The Richtmyer–Meshkov instability (RMI) of a twice-shocked gas interface is studied using high-speed planar-laser induced fluorescence (PLIF) in the Wisconsin Shock Tube Laboratory’s vertical shock tube. The initial condition (IC) is a shear layer with broadband diffuse perturbations at the interface between a helium-acetone mixture and argon. This IC is accelerated by a shock of nominal strength $M=1.8$, and then accelerated again by the transmitted shock that reflects off the end wall of the tube. An estimate of the light gas mole fraction is extracted from high-speed imaging using an iterative process that accounts for the nonlinear temperature dependence of the acetone’s fluorescence quantum yield (FQY) and absorption cross-section. A vorticity deposition model for the initial growth rate after re-shock is compared with the Mikaelian model for re-shock. Previously used in literature, the number of generations is shown to naturally arise from a normalisation of the scalar transport equation. A self-similar analysis is then performed using the mole fraction data to explore the evolution of the RMI after reshock and the higher order moments of the light gas mole fraction are compared with a proposed model.

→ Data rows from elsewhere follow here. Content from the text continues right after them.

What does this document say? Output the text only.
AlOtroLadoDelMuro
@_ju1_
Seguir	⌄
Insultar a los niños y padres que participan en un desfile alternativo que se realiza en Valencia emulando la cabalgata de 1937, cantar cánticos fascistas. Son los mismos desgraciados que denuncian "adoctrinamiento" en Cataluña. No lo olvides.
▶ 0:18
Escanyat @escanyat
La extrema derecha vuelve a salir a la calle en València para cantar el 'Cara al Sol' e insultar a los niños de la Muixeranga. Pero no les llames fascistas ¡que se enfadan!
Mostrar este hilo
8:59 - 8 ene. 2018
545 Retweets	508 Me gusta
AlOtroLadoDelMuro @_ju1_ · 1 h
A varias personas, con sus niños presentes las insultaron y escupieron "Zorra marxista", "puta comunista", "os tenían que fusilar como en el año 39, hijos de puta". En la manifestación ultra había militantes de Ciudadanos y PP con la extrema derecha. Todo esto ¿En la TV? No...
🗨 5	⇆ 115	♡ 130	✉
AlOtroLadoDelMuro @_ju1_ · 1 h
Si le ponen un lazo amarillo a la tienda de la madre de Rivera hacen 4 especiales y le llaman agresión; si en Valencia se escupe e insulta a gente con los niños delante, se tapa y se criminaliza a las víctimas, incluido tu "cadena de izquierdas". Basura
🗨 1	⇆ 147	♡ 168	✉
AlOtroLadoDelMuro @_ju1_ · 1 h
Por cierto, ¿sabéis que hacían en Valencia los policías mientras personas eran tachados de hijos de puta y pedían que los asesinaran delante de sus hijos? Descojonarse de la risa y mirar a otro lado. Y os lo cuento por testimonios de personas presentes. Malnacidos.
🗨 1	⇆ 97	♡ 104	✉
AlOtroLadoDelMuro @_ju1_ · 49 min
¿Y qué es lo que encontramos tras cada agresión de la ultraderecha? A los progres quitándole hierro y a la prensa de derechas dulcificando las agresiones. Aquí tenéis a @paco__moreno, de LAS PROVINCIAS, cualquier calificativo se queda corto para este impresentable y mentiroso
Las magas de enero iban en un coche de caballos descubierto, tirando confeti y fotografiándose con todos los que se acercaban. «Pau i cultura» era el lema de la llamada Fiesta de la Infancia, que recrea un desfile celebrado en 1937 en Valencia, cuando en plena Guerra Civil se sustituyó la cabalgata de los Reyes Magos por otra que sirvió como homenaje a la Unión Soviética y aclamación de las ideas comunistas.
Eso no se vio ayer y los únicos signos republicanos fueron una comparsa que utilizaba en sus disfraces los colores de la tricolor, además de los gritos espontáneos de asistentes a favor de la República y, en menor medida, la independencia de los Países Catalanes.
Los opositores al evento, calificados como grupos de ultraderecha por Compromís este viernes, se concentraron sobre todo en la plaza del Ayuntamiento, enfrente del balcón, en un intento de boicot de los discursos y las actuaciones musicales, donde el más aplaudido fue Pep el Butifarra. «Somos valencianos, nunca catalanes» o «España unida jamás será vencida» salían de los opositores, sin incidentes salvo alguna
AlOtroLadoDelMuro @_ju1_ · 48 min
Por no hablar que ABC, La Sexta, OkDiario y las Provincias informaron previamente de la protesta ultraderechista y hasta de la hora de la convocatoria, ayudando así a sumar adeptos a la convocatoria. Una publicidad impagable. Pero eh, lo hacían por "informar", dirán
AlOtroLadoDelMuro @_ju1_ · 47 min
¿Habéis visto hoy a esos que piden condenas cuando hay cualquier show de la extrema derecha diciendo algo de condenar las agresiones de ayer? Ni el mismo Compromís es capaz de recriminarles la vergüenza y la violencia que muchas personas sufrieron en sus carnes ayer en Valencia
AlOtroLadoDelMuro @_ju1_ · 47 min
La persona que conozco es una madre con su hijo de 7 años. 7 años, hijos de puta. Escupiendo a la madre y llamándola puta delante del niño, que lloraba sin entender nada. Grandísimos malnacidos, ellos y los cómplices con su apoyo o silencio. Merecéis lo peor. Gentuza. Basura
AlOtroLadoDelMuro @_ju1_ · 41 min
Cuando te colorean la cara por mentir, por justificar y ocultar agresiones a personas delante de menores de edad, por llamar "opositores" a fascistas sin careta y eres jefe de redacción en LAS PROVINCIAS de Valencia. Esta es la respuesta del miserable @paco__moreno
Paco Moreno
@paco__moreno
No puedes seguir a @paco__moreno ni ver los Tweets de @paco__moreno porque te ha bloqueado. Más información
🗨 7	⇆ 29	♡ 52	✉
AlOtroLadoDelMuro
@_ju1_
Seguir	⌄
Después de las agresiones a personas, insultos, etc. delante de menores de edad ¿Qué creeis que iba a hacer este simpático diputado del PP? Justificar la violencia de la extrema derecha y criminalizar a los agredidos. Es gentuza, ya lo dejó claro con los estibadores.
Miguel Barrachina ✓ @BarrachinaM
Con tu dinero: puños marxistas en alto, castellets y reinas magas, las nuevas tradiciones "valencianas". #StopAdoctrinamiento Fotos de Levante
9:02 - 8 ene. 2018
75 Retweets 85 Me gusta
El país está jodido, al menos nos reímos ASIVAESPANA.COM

在威斯康星州激波管实验室的垂直激波管中使用高速平面激光诱导的荧光（PLIF）研究了两次激射气体界面的Richtmyer-Meshkov不稳定性（RMI）。初始条件（IC）是剪切层，在氦-丙酮混合物和氩气之间的界面处具有宽带弥散扰动。该IC通过标称强度的冲击而加速$\mathrm{中号}=\mathrm{1个}。8$，然后通过从管的端壁反射的传递的冲击再次加速。使用迭代过程从高速成像中提取轻质气体摩尔分数的估计值，该过程考虑了丙酮的荧光量子产率（FQY）和吸收截面的非线性温度依赖性。将重新电击后初始增长率的涡度沉积模型与重新电击的Mikaelian模型进行比较。以前在文献中使用过，世代数显示为自然地来自标量输运方程的归一化。然后使用摩尔分数数据进行自相似分析，以探索重震后RMI的演变，并将轻质气体摩尔分数的高阶矩与提出的模型进行比较。